Eleanor no supo qué responder. Se sentía maldita de tantas formas que le sobrecogía la perspectiva de entrar en una iglesia y hacer unos votos sagrados, por mucho que le hubiera gustado estar debidamente casada, pero el criterio de su compañero se impuso.
– Vayamos a echar un vistazo por lo menos. De todos modos, la iglesia es preciosa.
– Pero nunca conseguiremos la ayuda de un cura… No con todas las mentiras que deberíamos contarle.
– ¿Y quién ha hablado de un cura? -se mofó Sinclair-. De todos modos, ellos hablan portugués. Si quieres, podemos ponernos delante del altar y formular nuestros propios votos. Dios va a poder oírlos perfectamente sin necesidad de ningún intermediario papista, suponiendo, claro está, que exista un Dios que los oiga.
Profirió un sonido despectivo que dejaba claro sus muchas dudas al respecto.
Así pues, ella vistió sus mejores galas, Sinclair se puso su uniforme y juntos del brazo cruzaron la plaza de camino hacia la catedral.
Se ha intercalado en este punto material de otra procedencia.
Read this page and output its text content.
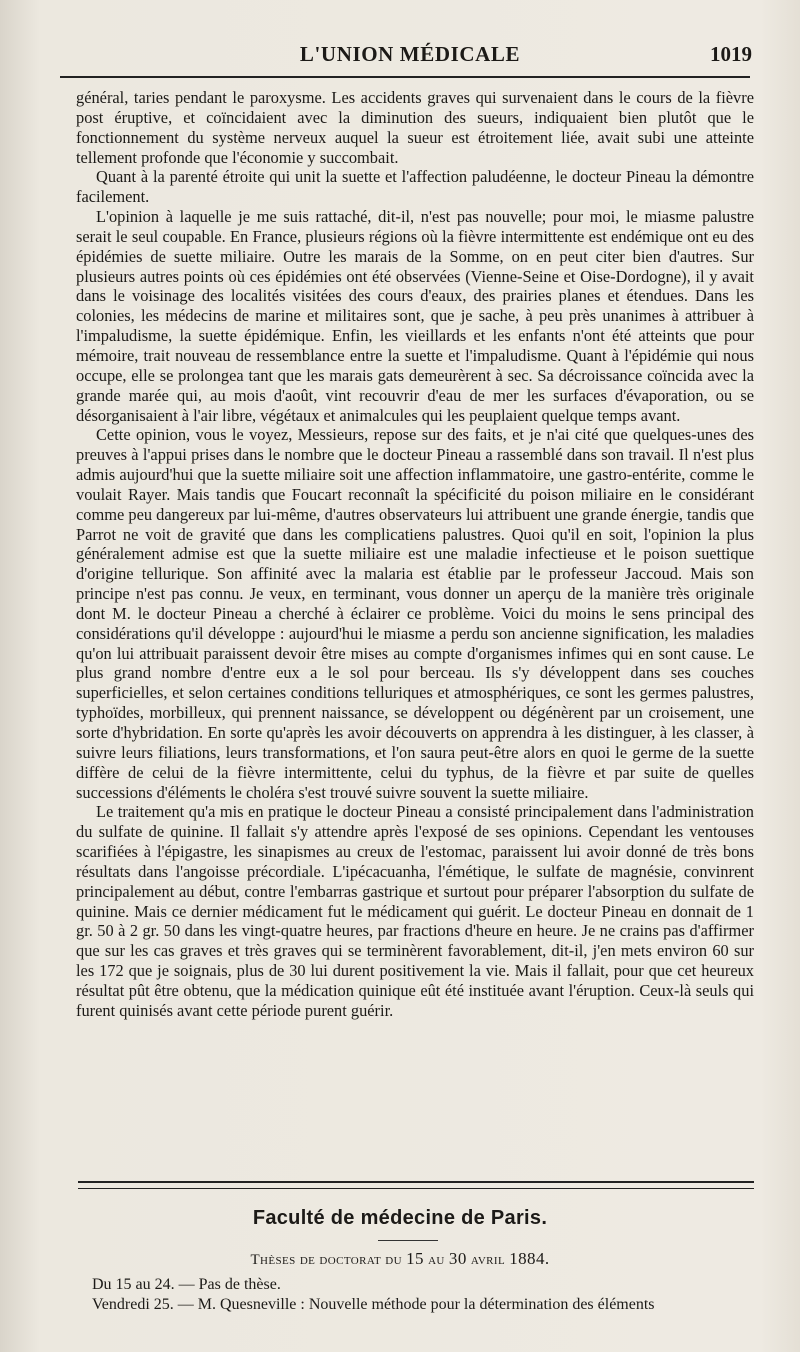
L'UNION MÉDICALE	1019

général, taries pendant le paroxysme. Les accidents graves qui survenaient dans le cours de la fièvre post éruptive, et coïncidaient avec la diminution des sueurs, indiquaient bien plutôt que le fonctionnement du système nerveux auquel la sueur est étroitement liée, avait subi une atteinte tellement profonde que l'économie y succombait.

Quant à la parenté étroite qui unit la suette et l'affection paludéenne, le docteur Pineau la démontre facilement.

L'opinion à laquelle je me suis rattaché, dit-il, n'est pas nouvelle; pour moi, le miasme palustre serait le seul coupable. En France, plusieurs régions où la fièvre intermittente est endémique ont eu des épidémies de suette miliaire. Outre les marais de la Somme, on en peut citer bien d'autres. Sur plusieurs autres points où ces épidémies ont été observées (Vienne-Seine et Oise-Dordogne), il y avait dans le voisinage des localités visitées des cours d'eaux, des prairies planes et étendues. Dans les colonies, les médecins de marine et militaires sont, que je sache, à peu près unanimes à attribuer à l'impaludisme, la suette épidémique. Enfin, les vieillards et les enfants n'ont été atteints que pour mémoire, trait nouveau de ressemblance entre la suette et l'impaludisme. Quant à l'épidémie qui nous occupe, elle se prolongea tant que les marais gats demeurèrent à sec. Sa décroissance coïncida avec la grande marée qui, au mois d'août, vint recouvrir d'eau de mer les surfaces d'évaporation, ou se désorganisaient à l'air libre, végétaux et animalcules qui les peuplaient quelque temps avant.

Cette opinion, vous le voyez, Messieurs, repose sur des faits, et je n'ai cité que quelques-unes des preuves à l'appui prises dans le nombre que le docteur Pineau a rassemblé dans son travail. Il n'est plus admis aujourd'hui que la suette miliaire soit une affection inflammatoire, une gastro-entérite, comme le voulait Rayer. Mais tandis que Foucart reconnaît la spécificité du poison miliaire en le considérant comme peu dangereux par lui-même, d'autres observateurs lui attribuent une grande énergie, tandis que Parrot ne voit de gravité que dans les complicatiens palustres. Quoi qu'il en soit, l'opinion la plus généralement admise est que la suette miliaire est une maladie infectieuse et le poison suettique d'origine tellurique. Son affinité avec la malaria est établie par le professeur Jaccoud. Mais son principe n'est pas connu. Je veux, en terminant, vous donner un aperçu de la manière très originale dont M. le docteur Pineau a cherché à éclairer ce problème. Voici du moins le sens principal des considérations qu'il développe : aujourd'hui le miasme a perdu son ancienne signification, les maladies qu'on lui attribuait paraissent devoir être mises au compte d'organismes infimes qui en sont cause. Le plus grand nombre d'entre eux a le sol pour berceau. Ils s'y développent dans ses couches superficielles, et selon certaines conditions telluriques et atmosphériques, ce sont les germes palustres, typhoïdes, morbilleux, qui prennent naissance, se développent ou dégénèrent par un croisement, une sorte d'hybridation. En sorte qu'après les avoir découverts on apprendra à les distinguer, à les classer, à suivre leurs filiations, leurs transformations, et l'on saura peut-être alors en quoi le germe de la suette diffère de celui de la fièvre intermittente, celui du typhus, de la fièvre et par suite de quelles successions d'éléments le choléra s'est trouvé suivre souvent la suette miliaire.

Le traitement qu'a mis en pratique le docteur Pineau a consisté principalement dans l'administration du sulfate de quinine. Il fallait s'y attendre après l'exposé de ses opinions. Cependant les ventouses scarifiées à l'épigastre, les sinapismes au creux de l'estomac, paraissent lui avoir donné de très bons résultats dans l'angoisse précordiale. L'ipécacuanha, l'émétique, le sulfate de magnésie, convinrent principalement au début, contre l'embarras gastrique et surtout pour préparer l'absorption du sulfate de quinine. Mais ce dernier médicament fut le médicament qui guérit. Le docteur Pineau en donnait de 1 gr. 50 à 2 gr. 50 dans les vingt-quatre heures, par fractions d'heure en heure. Je ne crains pas d'affirmer que sur les cas graves et très graves qui se terminèrent favorablement, dit-il, j'en mets environ 60 sur les 172 que je soignais, plus de 30 lui durent positivement la vie. Mais il fallait, pour que cet heureux résultat pût être obtenu, que la médication quinique eût été instituée avant l'éruption. Ceux-là seuls qui furent quinisés avant cette période purent guérir.

Faculté de médecine de Paris.
Thèses de doctorat du 15 au 30 avril 1884.
Du 15 au 24. — Pas de thèse.
Vendredi 25. — M. Quesneville : Nouvelle méthode pour la détermination des éléments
Hacían buena pareja y ella podía ver en los ojos de los transeúntes la buena impresión que causaban.
La Sé de Lisboa se había construido durante el siglo XII, aunque los terremotos de 1344 y 1755 habían causado daños de consideración, haciendo necesario llevar a cabo importantes trabajos de reparación y reconstrucción. Los dos robustos campanarios gemelos de estilo románico se alzaban como una fortaleza blanca a cada lado del gran arco de la entrada, encima de la cual descansaba una gran rosetón por cuyas vidrieras de colores se filtraba a la luz del sol, confiriendo un rubor áureo a los enormes pilares del interior.
Había varias capillas privadas en el interior de la catedral; el acceso estaba cerrado al público con verjas de hierro, pero era posible contemplar en todas las tumbas unas figuras de mármol donde los guerreros lucían una cota de mallas.
En una de ellas, Eleanor vio la figura de un noble reclinado; vestía armadura de cuerpo entero y aferraba la espalda con fuerza; estaba protegido por un perro. En otra, una dama vestida de forma clásica leía el Libro de las Horas.